​Stealth startup AtScale lets top BI tools dip right into Hadoop data

Users who are happy with their existing business-intelligence tools can now use them to access Hadoop data, according to AtScale.
Written by Toby Wolpe, Contributor
AtScale's Design Center software is meant to allow, say, a competent Tableau user to paint measures and dimensions on top of raw files in Hadoop.
Image: AtScale

After a year-long beta project, startup AtScale has today emerged from stealth mode to launch a product it describes as a business user interface for Hadoop.

The San Mateo, California-based company, founded by staff who worked at Yahoo during the early days of Hadoop, has unveiled its Intelligence Platform, an application designed to sit between firms' existing business-intelligence tools and data in Hadoop.

AtScale founder and CEO David Mariani said users have generally already made their choices and are happy with tools such as Tableau and Microsoft Excel, which is why his company opted against focusing on the visualisation layer.

AtScale CEO David Mariani: End users can talk straight to the data in Hadoop.
Image: AtScale

"Enterprises already have too many business-intelligence tools.
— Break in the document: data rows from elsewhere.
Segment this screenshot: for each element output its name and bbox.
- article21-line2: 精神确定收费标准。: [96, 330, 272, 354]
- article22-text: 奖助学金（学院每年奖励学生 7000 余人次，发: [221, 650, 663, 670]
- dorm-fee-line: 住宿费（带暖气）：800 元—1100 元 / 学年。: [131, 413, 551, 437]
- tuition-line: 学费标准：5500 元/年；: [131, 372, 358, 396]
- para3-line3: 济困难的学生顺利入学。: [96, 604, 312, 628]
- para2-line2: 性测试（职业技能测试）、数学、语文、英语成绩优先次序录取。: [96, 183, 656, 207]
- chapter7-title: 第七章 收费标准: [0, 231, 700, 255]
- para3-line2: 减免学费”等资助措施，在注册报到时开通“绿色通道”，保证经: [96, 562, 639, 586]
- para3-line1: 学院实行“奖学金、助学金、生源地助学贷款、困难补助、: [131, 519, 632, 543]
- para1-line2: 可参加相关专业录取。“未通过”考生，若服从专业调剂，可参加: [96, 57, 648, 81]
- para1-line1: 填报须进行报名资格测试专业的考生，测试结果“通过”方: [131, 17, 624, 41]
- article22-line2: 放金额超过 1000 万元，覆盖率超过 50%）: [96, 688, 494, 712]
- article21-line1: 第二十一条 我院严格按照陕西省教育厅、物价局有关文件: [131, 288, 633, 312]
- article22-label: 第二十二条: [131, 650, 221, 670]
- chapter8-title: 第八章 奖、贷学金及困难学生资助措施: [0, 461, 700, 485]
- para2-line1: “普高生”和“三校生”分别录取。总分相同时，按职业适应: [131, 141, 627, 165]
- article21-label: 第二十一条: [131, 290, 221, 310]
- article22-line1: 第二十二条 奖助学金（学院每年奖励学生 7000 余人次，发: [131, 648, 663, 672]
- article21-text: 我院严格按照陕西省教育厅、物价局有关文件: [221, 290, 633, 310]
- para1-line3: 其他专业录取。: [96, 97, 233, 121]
If anything, they're trying to make them go away and consolidate them down to a handful. One of our customers had 100 BI tools - so we're not going to add another," he said.

"But we are going to make those tools work and we're going to allow the data guys and IT to take the legacy data infrastructures that have been so complex and so hard to maintain and to scale, and replace them with Hadoop."

According to AtScale, the application makes Hadoop appear to business users as a multi-dimensional OLAP cube, in which data is already classed into dimensions, measures and hierarchies to speed up queries.

"To the end user it all looks and works just like it used to against their proprietary cubes, when in actuality they're talking straight to the data in Hadoop through AtScale," Mariani said.

The subscription-based software is installed on a client or gateway node on a Hadoop cluster, rather than on the cluster itself and does not require either a separate cluster, dataset or set of servers to manage the cube.

Part of the company's approach has been to avoid creating client software and drivers, because of the cost and complexity that imposes on enterprises.

"The key thing here is that we are very much leveraging the Hadoop ecosystem, including all the various SQL-on-Hadoop engines - like Impala, Spark and Spark SQL, Hive on Tez, Presto and Drill," Mariani said.

"We provide a cube interface - a dynamic cube, so not a physical entity - that users interact with using their visualisation tools. What our software does is talk to Hadoop through those SQL-on-Hadoop engines and delivers really OLAP cube-like performance in the interface, which are the measures, dimensions and hierarchies and drill-downs and cross-tabs that users have come to expect.

"The cube is purely dynamic. It's metadata that's defined on top of Hadoop. Once data lands in HDFS, it's queryable and actionable by the upscale platform. So it's a no-data-movement architecture, which is really different to what you're seeing in the marketplace."

Because of that architecture, there are no extraction or load processes. Transformation is conducted inline at query time.

"It's a true schema-on-read as opposed to a schema-on-load architecture. The cube definition itself contains the transformations. They're all centralised in metadata and hosted on the cluster - so you can think of it as that sort of semantic business layer on top of Hadoop. The transformations are injected at query time when users are interacting with the business-visualisation tools," Mariani said.

The cube itself is built up in AtScale's Design Center, seen above, which is designed to enable, say, a competent Tableau user to paint measures and dimensions on top of raw files in Hadoop.

"The technology is we talk through the Hive metastore, because that's how we understand what the definition of those files are. An experienced business user will then paint the measures, the dimensions, define the calculations as well as the hierarchies, and then that gets published out to the BI tools," he said.

"If you're connecting through Excel, we look like an [Microsoft SQL Server] Analysis Services cube, we look like MPX [Microsoft Project Exchange]. If you were to connect, for example, through Tableau, we look like a Hive server and your access in Tableau would be speaking SQL to us. So you can speak SQL or you can speak MPX to AtScale, and we're going to translate that on the fly into queries directly against Hadoop."

During its two-year stealth mode period, AtScale has built a number of partnerships with Altiscale, Cloudera, Databricks, Hortonworks and MapR, as well as on the business-intelligence side with Microsoft, QlikTech, and Tableau.

AtScale aims to offer Hadoop query times of one second or less through the use of real-time data aggregation.

"We're actually computing and maintaining aggregates automatically for users, by examining those query patterns and being smart about when we reaggregate versus when we access data live on the cluster. By a combination of those aggregates and those SQL-on-Hadoop engines like Impala and Spark SQL, we're able to deliver a consistent one second or less query performance," Mariani said.

"Why reaggregate, why resum something on the fly that's not changing? Why pass billions or even trillions of lines in a file when you've already done that once? What we do is blend the historical aggregates in with the live data, so we're not putting a load on the Hadoop cluster and doing things over and over again when they don't need to be."